Dans « Le La » on lit noir sur rouge une expérience limite, une narration déconstruite – en apparence -, ce mouvement interne à la langue qui se cherche, aux confins de ses possibilités. Un territoire extrême en somme. A la façon d’un surréalisme 3.0, proche d’un état hypnotique, d’une écriture automatique. Ce genre de démarches qui apparaissent lors d’un effondrement.

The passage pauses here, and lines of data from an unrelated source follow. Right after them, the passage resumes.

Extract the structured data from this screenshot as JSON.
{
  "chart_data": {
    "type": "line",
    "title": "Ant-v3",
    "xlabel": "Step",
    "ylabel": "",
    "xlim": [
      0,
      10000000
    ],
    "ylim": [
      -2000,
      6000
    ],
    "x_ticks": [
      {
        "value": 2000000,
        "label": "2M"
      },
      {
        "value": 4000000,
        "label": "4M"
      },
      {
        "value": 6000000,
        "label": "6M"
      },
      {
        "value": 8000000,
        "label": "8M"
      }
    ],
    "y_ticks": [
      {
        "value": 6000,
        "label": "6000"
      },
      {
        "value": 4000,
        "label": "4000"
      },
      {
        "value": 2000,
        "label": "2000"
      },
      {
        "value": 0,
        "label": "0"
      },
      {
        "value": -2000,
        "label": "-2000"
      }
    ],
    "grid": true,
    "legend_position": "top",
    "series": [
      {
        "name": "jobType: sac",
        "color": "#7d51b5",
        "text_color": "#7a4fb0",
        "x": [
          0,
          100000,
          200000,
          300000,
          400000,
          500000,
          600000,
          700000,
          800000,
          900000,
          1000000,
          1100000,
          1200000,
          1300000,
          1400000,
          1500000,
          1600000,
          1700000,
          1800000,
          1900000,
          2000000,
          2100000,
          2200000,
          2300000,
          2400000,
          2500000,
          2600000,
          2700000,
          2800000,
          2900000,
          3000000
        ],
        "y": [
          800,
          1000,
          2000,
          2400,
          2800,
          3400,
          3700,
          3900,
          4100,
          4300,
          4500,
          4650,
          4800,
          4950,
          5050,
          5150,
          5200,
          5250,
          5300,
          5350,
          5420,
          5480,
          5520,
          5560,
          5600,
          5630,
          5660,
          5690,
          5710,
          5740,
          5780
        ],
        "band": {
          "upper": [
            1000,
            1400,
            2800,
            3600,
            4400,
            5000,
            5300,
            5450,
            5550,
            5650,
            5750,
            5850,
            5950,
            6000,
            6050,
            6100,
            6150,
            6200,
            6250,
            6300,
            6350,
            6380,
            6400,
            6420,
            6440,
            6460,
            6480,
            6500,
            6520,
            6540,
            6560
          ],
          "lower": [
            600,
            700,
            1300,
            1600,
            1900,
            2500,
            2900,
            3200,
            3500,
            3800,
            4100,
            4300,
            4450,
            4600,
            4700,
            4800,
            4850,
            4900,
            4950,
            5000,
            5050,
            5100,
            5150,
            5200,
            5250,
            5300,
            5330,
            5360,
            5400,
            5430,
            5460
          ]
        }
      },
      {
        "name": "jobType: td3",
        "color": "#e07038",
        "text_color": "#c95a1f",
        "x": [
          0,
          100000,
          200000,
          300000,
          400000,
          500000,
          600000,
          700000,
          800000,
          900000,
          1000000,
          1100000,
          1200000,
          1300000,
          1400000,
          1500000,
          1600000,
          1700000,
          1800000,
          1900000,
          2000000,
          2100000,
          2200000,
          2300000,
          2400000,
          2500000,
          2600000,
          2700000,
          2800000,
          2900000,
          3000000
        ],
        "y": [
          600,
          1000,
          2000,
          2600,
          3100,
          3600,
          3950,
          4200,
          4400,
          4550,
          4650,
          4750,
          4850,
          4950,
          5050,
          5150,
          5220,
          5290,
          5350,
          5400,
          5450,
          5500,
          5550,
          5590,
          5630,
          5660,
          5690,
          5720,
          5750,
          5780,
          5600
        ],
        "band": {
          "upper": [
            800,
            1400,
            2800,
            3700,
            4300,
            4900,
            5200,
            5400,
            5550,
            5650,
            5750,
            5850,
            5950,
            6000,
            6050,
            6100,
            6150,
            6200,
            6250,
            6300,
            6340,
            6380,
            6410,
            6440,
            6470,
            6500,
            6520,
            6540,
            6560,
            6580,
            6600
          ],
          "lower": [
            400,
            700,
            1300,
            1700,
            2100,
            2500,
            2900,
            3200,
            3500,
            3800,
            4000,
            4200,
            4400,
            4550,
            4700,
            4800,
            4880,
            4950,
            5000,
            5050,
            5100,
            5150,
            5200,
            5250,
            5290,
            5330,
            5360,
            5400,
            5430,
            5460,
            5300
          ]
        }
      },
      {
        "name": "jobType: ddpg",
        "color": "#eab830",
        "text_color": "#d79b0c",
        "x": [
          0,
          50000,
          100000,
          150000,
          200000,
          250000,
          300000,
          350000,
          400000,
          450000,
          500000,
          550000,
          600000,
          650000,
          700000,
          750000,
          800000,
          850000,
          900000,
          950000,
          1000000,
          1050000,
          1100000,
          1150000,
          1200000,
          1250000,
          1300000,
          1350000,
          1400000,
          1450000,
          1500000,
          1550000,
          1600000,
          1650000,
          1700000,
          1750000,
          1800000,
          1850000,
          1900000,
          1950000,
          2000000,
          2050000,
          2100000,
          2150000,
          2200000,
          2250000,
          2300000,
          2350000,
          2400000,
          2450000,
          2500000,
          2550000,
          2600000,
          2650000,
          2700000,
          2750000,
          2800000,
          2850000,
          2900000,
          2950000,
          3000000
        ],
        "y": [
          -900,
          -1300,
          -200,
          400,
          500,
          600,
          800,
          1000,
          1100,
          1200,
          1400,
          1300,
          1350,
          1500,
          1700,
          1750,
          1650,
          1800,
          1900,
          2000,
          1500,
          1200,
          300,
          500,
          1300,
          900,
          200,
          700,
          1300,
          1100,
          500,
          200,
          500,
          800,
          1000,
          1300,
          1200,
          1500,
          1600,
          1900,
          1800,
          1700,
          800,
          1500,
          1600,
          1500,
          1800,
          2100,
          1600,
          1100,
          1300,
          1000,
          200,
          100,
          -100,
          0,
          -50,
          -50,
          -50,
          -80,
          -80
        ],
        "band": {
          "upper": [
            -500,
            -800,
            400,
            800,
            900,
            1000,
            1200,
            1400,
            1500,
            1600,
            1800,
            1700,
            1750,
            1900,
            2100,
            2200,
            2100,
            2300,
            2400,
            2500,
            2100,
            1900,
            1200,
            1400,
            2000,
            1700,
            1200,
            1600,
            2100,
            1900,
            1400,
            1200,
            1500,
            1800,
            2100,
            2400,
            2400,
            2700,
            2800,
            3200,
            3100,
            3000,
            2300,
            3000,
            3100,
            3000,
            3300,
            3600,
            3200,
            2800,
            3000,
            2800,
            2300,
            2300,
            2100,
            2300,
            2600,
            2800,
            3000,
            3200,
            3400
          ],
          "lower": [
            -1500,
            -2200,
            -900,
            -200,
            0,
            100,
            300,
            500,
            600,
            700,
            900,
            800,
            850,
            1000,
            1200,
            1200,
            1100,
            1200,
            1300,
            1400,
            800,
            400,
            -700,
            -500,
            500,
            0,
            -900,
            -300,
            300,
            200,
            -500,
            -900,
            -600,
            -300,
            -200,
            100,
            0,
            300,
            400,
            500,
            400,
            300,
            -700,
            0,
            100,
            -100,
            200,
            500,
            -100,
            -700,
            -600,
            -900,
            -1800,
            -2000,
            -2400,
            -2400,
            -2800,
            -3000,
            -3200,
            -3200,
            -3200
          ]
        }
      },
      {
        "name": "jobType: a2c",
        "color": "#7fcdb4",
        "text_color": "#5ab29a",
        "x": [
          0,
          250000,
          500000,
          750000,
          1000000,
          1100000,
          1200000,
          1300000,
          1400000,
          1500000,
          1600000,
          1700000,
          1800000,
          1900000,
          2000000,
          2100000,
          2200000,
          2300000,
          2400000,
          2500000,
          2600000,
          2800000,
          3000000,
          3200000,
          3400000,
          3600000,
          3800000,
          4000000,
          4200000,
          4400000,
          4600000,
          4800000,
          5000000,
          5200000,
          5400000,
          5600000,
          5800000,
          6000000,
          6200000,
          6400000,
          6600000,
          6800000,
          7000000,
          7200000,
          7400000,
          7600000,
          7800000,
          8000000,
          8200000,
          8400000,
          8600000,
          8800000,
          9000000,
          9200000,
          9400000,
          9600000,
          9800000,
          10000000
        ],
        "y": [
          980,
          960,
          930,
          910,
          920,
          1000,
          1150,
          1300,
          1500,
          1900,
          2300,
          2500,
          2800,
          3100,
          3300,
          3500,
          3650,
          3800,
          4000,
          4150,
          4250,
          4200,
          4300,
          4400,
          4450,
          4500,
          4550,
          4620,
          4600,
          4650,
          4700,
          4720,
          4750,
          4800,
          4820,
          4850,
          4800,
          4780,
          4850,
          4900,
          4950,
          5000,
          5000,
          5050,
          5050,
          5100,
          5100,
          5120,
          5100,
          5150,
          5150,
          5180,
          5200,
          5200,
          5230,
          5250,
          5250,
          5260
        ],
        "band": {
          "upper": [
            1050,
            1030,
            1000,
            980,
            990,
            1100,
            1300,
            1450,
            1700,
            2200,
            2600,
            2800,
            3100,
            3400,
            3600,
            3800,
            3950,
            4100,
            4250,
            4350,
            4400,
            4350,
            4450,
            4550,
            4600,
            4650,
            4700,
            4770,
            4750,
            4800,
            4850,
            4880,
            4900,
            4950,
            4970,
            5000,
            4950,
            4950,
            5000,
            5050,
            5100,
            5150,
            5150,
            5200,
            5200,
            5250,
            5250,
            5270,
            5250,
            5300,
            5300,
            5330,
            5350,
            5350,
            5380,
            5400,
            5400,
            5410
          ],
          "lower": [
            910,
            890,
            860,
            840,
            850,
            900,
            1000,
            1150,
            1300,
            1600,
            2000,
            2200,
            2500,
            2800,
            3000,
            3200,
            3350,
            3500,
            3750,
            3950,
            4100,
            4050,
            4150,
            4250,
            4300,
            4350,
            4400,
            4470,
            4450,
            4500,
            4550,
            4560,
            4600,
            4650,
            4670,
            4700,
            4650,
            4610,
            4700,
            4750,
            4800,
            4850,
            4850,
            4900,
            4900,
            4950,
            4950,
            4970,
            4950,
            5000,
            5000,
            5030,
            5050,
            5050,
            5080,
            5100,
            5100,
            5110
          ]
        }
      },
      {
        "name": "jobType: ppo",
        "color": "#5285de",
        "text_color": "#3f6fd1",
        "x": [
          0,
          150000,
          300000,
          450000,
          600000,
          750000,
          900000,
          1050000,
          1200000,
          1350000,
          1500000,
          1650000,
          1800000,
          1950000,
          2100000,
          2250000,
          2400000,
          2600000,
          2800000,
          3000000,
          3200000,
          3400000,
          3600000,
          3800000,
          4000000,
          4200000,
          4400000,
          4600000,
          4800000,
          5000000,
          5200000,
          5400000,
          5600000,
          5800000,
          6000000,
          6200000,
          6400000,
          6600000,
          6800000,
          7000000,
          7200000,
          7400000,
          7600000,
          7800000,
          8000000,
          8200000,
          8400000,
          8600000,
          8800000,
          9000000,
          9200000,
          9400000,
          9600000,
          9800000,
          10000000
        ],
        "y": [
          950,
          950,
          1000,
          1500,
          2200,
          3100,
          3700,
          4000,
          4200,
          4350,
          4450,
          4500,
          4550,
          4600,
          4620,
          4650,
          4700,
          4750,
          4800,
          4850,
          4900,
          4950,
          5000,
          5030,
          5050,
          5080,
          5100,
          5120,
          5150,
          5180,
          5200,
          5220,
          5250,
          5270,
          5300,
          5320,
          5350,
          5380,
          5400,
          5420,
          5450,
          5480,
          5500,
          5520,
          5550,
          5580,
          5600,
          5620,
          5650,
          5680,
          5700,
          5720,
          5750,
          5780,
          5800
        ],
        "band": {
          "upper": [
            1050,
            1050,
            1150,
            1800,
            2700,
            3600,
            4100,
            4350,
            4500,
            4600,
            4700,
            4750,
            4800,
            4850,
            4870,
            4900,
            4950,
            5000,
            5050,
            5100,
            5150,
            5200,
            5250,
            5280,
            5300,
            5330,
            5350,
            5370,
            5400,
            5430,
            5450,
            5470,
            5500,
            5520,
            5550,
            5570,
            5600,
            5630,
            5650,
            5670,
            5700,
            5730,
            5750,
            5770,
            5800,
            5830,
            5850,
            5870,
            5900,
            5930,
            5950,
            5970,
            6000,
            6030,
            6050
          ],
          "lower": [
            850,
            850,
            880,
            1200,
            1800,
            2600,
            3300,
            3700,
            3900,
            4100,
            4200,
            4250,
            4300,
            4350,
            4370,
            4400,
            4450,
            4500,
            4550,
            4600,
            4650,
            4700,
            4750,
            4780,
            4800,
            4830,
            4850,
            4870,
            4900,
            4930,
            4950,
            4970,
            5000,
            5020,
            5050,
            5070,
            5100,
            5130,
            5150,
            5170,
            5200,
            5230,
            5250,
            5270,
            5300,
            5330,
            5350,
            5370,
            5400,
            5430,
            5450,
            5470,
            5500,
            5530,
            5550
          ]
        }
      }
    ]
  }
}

On pense alors à « De l’intelligence », d’Hyppolite Taine, à son fameux «  Il y a une personne qui, en causant, en chantant, écrit sans regarder son papier des phrases suivies et même des pages entières, sans avoir conscience de ce qu’elle écrit. À mes yeux, sa sincérité est parfaite ; or, elle déclare qu’au bout de sa page, elle n’a aucune idée de ce qu’elle a tracé sur le papier ».

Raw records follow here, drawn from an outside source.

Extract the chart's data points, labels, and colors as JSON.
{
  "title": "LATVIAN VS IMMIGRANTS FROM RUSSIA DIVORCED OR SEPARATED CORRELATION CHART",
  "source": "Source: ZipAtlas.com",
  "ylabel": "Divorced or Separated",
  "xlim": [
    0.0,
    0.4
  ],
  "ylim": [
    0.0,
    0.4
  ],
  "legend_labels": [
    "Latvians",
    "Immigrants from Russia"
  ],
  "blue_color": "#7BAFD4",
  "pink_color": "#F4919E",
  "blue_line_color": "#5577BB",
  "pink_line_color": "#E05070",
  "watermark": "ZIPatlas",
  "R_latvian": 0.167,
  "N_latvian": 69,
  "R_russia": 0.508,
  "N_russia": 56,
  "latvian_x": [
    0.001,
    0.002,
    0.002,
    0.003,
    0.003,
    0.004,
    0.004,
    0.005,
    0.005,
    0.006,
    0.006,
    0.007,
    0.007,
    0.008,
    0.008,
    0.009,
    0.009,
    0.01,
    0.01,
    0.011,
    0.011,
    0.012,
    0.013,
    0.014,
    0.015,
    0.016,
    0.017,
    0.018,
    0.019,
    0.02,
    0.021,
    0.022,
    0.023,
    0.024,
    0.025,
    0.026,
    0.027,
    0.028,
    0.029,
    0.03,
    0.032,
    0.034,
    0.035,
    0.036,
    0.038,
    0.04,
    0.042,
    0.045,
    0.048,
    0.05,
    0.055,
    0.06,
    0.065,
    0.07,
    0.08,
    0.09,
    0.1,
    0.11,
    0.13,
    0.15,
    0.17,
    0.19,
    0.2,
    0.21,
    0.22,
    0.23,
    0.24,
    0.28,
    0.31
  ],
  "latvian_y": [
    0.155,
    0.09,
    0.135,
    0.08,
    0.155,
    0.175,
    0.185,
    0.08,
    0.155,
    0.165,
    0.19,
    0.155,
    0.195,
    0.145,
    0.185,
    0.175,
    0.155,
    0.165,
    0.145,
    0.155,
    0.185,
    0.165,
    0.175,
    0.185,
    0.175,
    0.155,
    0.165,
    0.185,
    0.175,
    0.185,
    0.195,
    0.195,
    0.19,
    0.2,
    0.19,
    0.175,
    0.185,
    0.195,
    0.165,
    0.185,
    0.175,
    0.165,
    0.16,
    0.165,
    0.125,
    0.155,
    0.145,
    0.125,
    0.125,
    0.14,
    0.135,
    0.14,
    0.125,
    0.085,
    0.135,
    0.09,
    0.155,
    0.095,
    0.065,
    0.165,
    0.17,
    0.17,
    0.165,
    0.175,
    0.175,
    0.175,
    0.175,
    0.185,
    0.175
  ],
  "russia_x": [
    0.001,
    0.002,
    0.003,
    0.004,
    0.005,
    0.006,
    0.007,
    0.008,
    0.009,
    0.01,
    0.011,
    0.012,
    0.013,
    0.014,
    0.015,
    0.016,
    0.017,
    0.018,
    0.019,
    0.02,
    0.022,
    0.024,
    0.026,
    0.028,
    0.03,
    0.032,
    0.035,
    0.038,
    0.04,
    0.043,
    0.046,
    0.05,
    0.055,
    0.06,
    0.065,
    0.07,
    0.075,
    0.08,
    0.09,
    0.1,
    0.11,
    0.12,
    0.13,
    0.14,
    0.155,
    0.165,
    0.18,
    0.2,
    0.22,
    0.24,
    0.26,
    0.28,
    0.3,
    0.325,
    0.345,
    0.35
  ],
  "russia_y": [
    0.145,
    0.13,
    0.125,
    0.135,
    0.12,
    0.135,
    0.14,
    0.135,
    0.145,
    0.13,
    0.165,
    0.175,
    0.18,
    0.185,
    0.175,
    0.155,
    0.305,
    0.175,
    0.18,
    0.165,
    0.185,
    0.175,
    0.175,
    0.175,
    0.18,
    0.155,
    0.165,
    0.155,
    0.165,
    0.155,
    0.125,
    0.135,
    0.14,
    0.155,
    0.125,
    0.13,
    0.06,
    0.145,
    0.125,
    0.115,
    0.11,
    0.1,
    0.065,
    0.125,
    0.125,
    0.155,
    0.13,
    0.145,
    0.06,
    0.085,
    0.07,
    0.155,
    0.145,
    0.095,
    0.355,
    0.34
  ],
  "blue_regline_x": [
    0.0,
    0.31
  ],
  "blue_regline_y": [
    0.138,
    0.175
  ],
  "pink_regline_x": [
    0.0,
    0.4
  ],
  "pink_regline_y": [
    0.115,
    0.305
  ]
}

Le chemin vers André Breton, et sa « méthode », consistant à écrire le plus rapidement possible, sans contrôle de la raison, sans préoccupations esthétique ou morale, voire sans aucun souci de cohérence grammaticale ou de respect du vocabulaire. L’état nécessaire à la bonne réalisation est un état de lâcher-prise, entre le sommeil et le réveil.

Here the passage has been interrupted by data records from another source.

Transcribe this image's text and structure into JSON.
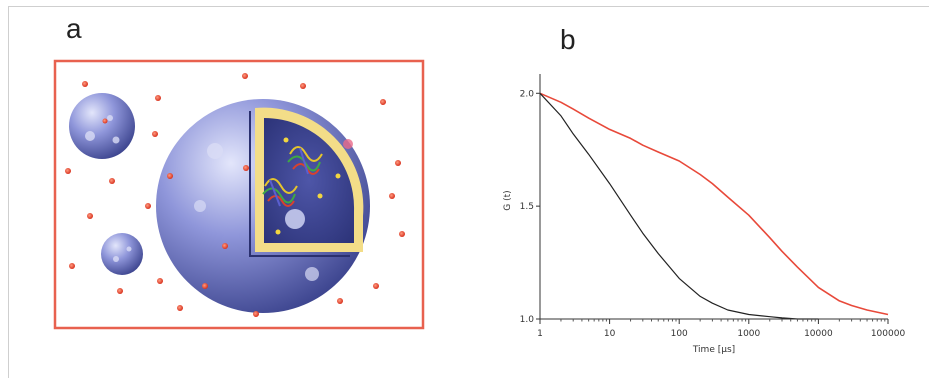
{
  "panels": {
    "a": "a",
    "b": "b"
  },
  "chart_data": {
    "type": "line",
    "xlabel": "Time [µs]",
    "ylabel": "G (t)",
    "xscale": "log",
    "xlim": [
      1,
      100000
    ],
    "ylim": [
      1.0,
      2.05
    ],
    "x_ticks": [
      1,
      10,
      100,
      1000,
      10000,
      100000
    ],
    "x_tick_labels": [
      "1",
      "10",
      "100",
      "1000",
      "10000",
      "100000"
    ],
    "y_ticks": [
      1.0,
      1.5,
      2.0
    ],
    "y_tick_labels": [
      "1.0",
      "1.5",
      "2.0"
    ],
    "grid": false,
    "series": [
      {
        "color": "#e8493a",
        "x": [
          1,
          2,
          3,
          5,
          10,
          20,
          30,
          50,
          100,
          200,
          300,
          500,
          1000,
          2000,
          3000,
          5000,
          10000,
          20000,
          30000,
          50000,
          100000
        ],
        "y": [
          2.0,
          1.96,
          1.93,
          1.89,
          1.84,
          1.8,
          1.77,
          1.74,
          1.7,
          1.64,
          1.6,
          1.54,
          1.46,
          1.36,
          1.3,
          1.23,
          1.14,
          1.08,
          1.06,
          1.04,
          1.02
        ]
      },
      {
        "color": "#222222",
        "x": [
          1,
          2,
          3,
          5,
          10,
          20,
          30,
          50,
          100,
          200,
          300,
          500,
          1000,
          2000,
          3000,
          5000,
          10000
        ],
        "y": [
          2.0,
          1.9,
          1.82,
          1.73,
          1.6,
          1.46,
          1.38,
          1.29,
          1.18,
          1.1,
          1.07,
          1.04,
          1.02,
          1.01,
          1.005,
          1.0,
          1.0
        ]
      }
    ]
  }
}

Un véritable exil intérieur, à l’heure du nuage numérique et de ses trouées vers des possibles presque infinis. Déroutant, interrogeant, ultra-salutaire pour comprendre ce qui secoue la langue, au point de la déstructurer, avant qu’elle ne s’adapte enfin à la guerre algorithmique. Un final comme une question de survie. A portée de téléchargement, comme une nouvelle fragmentée, à distance, qui déporte et (télé)porte le français dans une dimension inédite.